A distribuição e disponibilidade de elementos químicos dependem não só das suas concentrações, mas de suas associações químicas e físicas nos sistemas naturais, influenciados pelas condições ambientais, intemperismo natural e/ou ações antrópicas.

Estudos em sistemas fluviais apontaram como possível fonte dos elementos Ni, Cr, Cu, Fe, Al, Mn, Ca, Mg, K e Zn a ocupação do solo através da urbanização, o mesmo ocorrendo em áreas cultivadas12-14. Constataram também que Mn, Zn e Cu são provenientes, principalmente, de fertilizantes12.

Este estudo tem o objetivo de caracterizar física e quimicamente as águas para uma avaliação das possíveis fontes de contaminação e suas conseqüências a médio e longo prazo, visto que o RD é afluente do Rio Corumbá, onde existe um projeto de construção em andamento de uma barragem para futura geração de energia e abastecimento do DF e áreas cincunvizinhas.

Localização e caracterização da área

A área da bacia encontra-se situada no DF e no estado de Goiás, entre as coordenadas UTM (Universal Transversa de Mercator), norte 8.271.000 e 8.225.000 e leste 791.000 e 814.000 (Figura 1), possui como limite à leste o Lago de Santa Maria, onde está localizado o Parque Nacional de Brasília; a oeste a Bacia do Rio Verde, onde estão os municípios goianos de Santo Antônio do Descoberto e Padre Bernardo; ao norte a Bacia do Rio Maranhão e ao sul a sub-bacia do Rio Melchior.


O RD abastece atualmente 70% da população do DF15. Nasce a 1.300 m de altitude na região noroeste do Distrito Federal, desenvolvendo-se inicialmente nos contrafortes da Chapada da Veredinha no Planalto Central e segue na direção NW, após a confluência de seus formadores: os córregos Capão da Onça e Bucanhão16.

O RD flui posteriormente na direção sul, onde entra na região de influência do remanso provocado pelo barramento do Lago Descoberto.

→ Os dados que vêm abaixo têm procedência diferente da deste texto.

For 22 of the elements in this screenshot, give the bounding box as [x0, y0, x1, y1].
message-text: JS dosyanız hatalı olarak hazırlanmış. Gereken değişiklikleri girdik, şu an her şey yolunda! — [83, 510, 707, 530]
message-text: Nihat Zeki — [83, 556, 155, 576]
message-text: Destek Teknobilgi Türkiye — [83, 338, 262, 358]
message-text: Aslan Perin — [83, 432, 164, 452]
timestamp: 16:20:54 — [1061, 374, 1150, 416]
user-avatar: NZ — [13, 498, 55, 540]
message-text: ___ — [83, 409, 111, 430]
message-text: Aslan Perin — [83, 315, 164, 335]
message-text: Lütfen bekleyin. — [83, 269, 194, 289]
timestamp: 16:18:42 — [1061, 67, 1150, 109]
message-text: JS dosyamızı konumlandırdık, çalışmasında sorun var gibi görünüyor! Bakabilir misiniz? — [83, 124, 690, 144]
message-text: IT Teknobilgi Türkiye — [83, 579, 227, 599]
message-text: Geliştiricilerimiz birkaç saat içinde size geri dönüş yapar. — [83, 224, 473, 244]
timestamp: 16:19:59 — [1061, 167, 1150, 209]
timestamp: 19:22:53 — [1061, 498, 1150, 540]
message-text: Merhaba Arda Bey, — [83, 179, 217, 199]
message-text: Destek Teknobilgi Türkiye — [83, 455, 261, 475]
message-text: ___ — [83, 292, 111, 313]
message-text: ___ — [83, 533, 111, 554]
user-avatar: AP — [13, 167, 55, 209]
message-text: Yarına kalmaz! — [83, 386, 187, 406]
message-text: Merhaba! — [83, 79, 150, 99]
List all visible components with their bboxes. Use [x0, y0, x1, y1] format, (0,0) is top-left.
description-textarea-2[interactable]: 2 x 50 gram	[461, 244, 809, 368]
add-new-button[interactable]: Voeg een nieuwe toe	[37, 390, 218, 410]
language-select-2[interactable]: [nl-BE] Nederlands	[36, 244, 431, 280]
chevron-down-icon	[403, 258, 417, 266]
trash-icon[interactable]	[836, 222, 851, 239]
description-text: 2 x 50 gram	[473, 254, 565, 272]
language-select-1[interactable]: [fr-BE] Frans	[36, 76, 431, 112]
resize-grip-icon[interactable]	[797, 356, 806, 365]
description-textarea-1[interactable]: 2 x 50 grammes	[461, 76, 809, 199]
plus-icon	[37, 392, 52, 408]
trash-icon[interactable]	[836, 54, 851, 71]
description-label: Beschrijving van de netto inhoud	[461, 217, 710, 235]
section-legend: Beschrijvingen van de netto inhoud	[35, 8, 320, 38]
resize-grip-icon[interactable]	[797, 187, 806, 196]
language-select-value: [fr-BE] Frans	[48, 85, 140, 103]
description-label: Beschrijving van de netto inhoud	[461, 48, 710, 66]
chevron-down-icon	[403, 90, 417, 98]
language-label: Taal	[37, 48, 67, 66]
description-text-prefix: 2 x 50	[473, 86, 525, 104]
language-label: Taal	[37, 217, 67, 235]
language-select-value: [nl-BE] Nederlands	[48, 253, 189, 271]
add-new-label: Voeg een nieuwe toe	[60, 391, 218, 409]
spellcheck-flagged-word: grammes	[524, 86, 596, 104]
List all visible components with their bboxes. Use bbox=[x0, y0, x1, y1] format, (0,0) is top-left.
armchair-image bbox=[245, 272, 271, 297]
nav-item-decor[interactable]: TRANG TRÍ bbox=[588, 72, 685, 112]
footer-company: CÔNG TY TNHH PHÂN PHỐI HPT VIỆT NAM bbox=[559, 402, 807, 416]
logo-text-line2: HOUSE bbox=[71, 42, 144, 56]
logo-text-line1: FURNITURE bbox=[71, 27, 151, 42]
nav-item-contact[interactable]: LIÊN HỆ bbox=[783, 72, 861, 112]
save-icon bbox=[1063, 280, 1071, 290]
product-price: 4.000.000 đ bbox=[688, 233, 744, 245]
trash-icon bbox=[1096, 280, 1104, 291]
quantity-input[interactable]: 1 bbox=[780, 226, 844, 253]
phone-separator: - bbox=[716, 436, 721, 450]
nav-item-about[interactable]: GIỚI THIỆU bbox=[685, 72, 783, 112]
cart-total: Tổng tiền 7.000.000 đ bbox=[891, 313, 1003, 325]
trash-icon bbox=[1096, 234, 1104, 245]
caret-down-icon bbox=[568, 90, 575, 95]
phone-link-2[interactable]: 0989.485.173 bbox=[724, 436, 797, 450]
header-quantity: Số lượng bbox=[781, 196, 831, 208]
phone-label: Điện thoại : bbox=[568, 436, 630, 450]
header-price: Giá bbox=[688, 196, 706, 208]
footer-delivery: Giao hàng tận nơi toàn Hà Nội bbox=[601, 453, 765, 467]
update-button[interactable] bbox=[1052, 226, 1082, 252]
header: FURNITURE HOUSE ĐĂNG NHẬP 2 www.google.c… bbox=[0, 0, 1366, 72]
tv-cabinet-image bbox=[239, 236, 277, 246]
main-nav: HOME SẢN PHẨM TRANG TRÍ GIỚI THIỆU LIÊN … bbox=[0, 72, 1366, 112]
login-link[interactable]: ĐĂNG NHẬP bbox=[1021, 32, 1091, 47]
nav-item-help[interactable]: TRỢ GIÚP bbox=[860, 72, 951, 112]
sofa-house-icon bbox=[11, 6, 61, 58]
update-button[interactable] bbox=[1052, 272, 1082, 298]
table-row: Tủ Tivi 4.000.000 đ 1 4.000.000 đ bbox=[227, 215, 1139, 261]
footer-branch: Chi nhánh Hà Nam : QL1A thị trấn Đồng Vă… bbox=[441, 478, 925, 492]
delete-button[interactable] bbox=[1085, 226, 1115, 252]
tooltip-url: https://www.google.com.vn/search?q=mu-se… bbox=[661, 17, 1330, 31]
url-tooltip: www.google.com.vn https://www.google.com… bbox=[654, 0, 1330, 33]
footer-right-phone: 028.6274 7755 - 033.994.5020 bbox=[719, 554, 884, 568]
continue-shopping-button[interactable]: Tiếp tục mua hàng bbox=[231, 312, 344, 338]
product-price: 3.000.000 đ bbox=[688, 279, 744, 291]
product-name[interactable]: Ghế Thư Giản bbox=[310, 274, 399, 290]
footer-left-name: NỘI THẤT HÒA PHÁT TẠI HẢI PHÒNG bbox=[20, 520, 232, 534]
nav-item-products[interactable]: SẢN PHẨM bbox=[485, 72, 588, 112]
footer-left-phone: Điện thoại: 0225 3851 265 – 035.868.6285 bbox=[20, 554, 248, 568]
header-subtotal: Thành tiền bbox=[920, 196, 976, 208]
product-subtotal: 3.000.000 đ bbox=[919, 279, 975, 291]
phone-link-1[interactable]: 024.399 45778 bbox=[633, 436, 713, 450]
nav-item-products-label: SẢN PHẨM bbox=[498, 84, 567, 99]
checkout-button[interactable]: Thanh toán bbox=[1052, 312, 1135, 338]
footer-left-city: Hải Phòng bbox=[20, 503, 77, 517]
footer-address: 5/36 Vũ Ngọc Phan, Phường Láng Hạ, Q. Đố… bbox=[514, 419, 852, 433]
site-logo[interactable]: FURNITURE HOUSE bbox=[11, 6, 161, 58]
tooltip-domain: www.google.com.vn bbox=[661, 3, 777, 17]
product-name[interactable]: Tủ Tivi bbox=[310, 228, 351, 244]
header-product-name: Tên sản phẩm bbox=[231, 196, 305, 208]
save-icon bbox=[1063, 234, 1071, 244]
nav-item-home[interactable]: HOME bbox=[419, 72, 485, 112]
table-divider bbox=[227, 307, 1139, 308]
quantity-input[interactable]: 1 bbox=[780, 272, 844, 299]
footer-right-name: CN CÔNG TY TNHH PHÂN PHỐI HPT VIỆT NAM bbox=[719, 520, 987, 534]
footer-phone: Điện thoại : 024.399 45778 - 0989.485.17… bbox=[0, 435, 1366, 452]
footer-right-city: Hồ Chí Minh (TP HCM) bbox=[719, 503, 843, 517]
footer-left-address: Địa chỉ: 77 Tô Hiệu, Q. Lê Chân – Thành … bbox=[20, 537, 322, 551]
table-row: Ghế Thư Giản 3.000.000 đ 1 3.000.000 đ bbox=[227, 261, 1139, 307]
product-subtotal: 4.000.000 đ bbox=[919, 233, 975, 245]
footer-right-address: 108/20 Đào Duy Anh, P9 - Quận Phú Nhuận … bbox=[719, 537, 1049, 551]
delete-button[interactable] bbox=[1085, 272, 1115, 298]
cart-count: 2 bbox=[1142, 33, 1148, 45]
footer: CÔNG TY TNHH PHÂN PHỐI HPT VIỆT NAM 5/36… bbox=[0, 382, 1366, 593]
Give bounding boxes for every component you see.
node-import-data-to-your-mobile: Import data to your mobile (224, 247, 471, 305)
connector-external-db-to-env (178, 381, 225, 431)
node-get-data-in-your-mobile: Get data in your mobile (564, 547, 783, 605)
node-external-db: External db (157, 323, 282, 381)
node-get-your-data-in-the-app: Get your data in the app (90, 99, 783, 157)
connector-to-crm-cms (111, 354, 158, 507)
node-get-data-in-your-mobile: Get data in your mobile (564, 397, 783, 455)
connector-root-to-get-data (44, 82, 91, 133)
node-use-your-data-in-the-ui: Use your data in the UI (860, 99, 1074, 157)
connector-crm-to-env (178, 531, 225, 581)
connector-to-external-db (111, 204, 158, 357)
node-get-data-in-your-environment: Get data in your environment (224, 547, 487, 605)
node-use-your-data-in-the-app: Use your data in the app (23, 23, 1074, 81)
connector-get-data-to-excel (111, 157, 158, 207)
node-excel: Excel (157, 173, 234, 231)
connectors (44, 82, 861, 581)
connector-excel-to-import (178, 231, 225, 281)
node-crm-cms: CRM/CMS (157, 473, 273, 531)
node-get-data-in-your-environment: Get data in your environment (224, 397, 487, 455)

Para o Lago contribuem os córregos Pulador e Olaria, que são próximos à cidade de Brazlândia (cidade basicamente agrícola), o Ribeirão Rodeador, o Capão Comprido e o Ribeirão das Pedras. Entre Rodeador e Capão Comprido, localiza-se a Colônia Alexandre Gusmão (INCRA) responsável pela produção de 40% dos produtos hortifrutigranjeiros consumidos no DF17. A maioria dos produtores rurais que trabalham na colônia, prepara os terrenos para o plantio sem os cuidados necessários, retirando a faixa de vegetação (mata ciliar) dos percursos d'água e usando agrotóxicos no cultivo dos hortifrutigranjeiros várias vezes ao ano18.

Continuando o percurso na direção sul, o RD recebe contribuição dos Córregos Chapadinha, Bocaina e Dois Irmãos, sendo que nesta área existem muitas chácaras com plantio de hortaliças. Logo adiante encontra-se com seu principal afluente, o Rio Melchior, que possui no seu mesmo braço formador o Córrego Taguatinga. Este córrego recebe esgoto sem tratamento das cidades-satélites de Taguatinga, Ceilândia, Samambaia e Águas Claras. Mais à frente, o Rio Descoberto encontra-se com o Rio Corumbá.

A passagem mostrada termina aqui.